Pra TO masa-masa yang sangat membuat tertekan saya saat itu, saat itu kelompok saya belum sama sekali kompak, dan saya orang yang cepat panik, jadi disaat ada satu masalah, saya seringkali panik sendiri dan akhirnya tertekan. Tapi bila mengingat lagi masa-masa pra TO, sebenarnya pra TO sangat seru. Lalu tiba saat TO, di TO banyak sekali hal-hal yang terjadi, jika ada satu program sekolah yang sangat ingin saya ulang, yaitu TO. Di TO saya belajar jadi mandiri dan melihat sesuatu dari berbagai sisi.
Banyak hal-hal yang terjadi setelah TO, teman-teman baru, cerita-cerita yang tidak ada habisnya untuk diceritakan, bahkan sampai sekarang. Saya juga menjadi salah satu dari panitia dalam acara OSIS angkatan tujuh, Sapta Garuda Adhikara ketika menjadi kelas sepuluh. Saya jadi belajar bagaimana caranya bertanggung jawab atas tugas yang sudah diberikan oleh seseorang pada saya, setahun kebelakang banyak sekali hal-hal yang terjadi selama masa-masa saya kelas sepuluh. Saya bercita-cita menjadi dokter, makanya saya bekerja keras untuk mendapatkan jurusan IPA bersama teman-teman kelas sepuluh saya. Meski sulit, teman-teman sekelas saya di kelas sepuluh sangat membantu saya, walaupun dapat nilai yang buruk, teman-teman saya di X-A akan dengan senang hati membantu.
Study Tour diadakan pada awal semester dua kelas sepuluh. Kali ini angkatan saya pergi ke Pangandaran. Disana kita diharuskan membuat laporan-laporan per mata pelajaran. Setiap kelas dibagi menjadi dua kelompok, pembagian tugas diserahkan kepada ketua kelompok. Disana saya dan teman-teman seangkatan pergi ke Green Canyon dan Cagar Alam.

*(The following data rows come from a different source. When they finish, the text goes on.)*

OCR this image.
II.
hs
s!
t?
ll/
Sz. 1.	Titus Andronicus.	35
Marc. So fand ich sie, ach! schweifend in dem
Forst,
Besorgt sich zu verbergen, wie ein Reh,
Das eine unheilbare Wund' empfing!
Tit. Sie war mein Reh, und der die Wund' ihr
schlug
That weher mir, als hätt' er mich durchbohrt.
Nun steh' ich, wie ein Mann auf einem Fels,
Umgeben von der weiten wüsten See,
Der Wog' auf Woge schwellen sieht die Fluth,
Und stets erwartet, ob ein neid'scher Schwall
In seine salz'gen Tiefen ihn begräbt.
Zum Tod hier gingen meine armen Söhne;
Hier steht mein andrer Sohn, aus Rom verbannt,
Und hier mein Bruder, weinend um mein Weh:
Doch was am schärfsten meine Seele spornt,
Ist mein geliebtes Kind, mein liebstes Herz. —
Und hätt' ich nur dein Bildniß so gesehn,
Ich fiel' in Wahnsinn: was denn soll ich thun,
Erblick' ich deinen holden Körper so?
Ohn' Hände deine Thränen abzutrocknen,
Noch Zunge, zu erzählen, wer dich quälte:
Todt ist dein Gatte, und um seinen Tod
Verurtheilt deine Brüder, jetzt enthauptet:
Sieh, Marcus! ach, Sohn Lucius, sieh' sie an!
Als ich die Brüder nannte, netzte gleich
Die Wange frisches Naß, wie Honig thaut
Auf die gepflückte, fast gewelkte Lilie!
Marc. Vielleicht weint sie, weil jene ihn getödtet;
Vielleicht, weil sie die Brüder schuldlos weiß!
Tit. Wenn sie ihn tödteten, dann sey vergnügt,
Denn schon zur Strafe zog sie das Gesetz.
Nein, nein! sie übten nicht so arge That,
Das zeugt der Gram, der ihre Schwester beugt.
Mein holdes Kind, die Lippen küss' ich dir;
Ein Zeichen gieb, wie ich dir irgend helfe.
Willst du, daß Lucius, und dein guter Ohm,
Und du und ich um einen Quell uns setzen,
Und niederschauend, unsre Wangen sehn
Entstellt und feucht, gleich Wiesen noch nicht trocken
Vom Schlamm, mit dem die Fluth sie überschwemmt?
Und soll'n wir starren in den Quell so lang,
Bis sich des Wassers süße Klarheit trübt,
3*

Lalu untuk jadi pengurus OSIS harus melewati serangkaian tahap-tahap seperti LAPINSI, dan TPO. Program wajib sekolah yang terakhir adalah BINTAMA, Bina Mental Kepemimpinan Siswa, kami akan dilatih di kamp Komando Pasukan Khusus di Batujajar dan Situlembang, pada awalnya saya sangat tidak betah disana, apalagi saat itu kaki saya sedang cedera dalam, dan tidak bisa mengikuti separuh kegiatan, apalagi yang membutuhkan gerakan kaki yang ekstrim. Tapi saya mencoba untuk tetap mengikuti semua kegiatan sebisa saya, terutama ketika caraka malam. Yang saya tidak kuat di Situlembang adalah suhunya, dinginnya menusuk sampai ke tulang punggung. Sampai hari ketiga saya sama sekali tidak betah dan rasanya ingin pulang saja, tapi hari terakhir saya ada di kamp KOPASSUS saya malah sudah terlanjur betah dan sayang dengan pelatih-pelatih yang sangat baik pada angkatan kami.
Ketika pembagian rapor, saya begitu senang karena akhirnya saya mendapatkan jurusan IPA, dan surat keputusan bahwa saya calon pengurus OSIS tahun 2009/2010. Ketika saya melihat lagi setahun kebelakang, 365 hari terasa sangat cepat. Banyak yang belum saya jabarkan, karena kalau saya ceritakan semuanya bisa dicetak jadi buku. Saya hanya menjabarkan sebagian kebelakang. Banyak hal-hal yang tidak ingin saya ubah setelahnya, termasuk semua teman-teman kelas sepuluh saya. Saya sangat sayang dengan kelas sepuluh saya, semuanya teman-teman terbaik saya, dan saya bisa mendapatkan setahun yang penuh warna dan masa-masa paling bahagia karena ada kelas sepuluh A.